Mr. HUMPHREY of Washington. Yes; very largely.

Mr. NORRIS. I want to ask the gentleman if this line is a corporation organized under some law in Germany?

Mr. HUMPHREY of Washington. I am not sure as to that, but I think so. Mr. NORRIS. In what way does the German Government own the line; I want to know whether it owns the line itself or whether as a matter of fact it is a stockholder in the corporation which does own the line.

Mr. HUMPHREY of Washington. I will say to the gentleman I find the same difficulty that one of the witnesses who testified before this royal commission found in relation to this question when he replied that he found it was very difficult to find out in regard to the exact status; that it was carried on secretly; that they gave rebates over the railroads, and it was generally supposed that the German Government owned a large portion of the stock.

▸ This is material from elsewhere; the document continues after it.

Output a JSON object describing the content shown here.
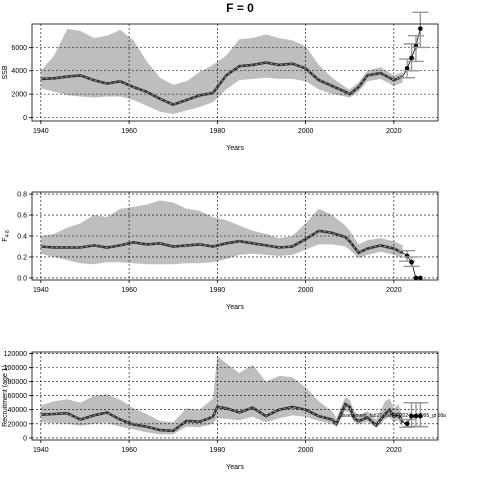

The exact facts you can not ascertain.

Mr. BARCHFELD. If the gentleman from Washington will permit, I will answer the gentleman by stating that the Hamburg-American Company was founded and supported by direct subsidy of the German Government, agreeing to guarantee to pay the interest on the bonds of that corporation if it was formed. Mr. NORRIS. Do they own some of the stock?

Mr. BARCHFELD. The German Emperor is a stockholder in the corporation himself.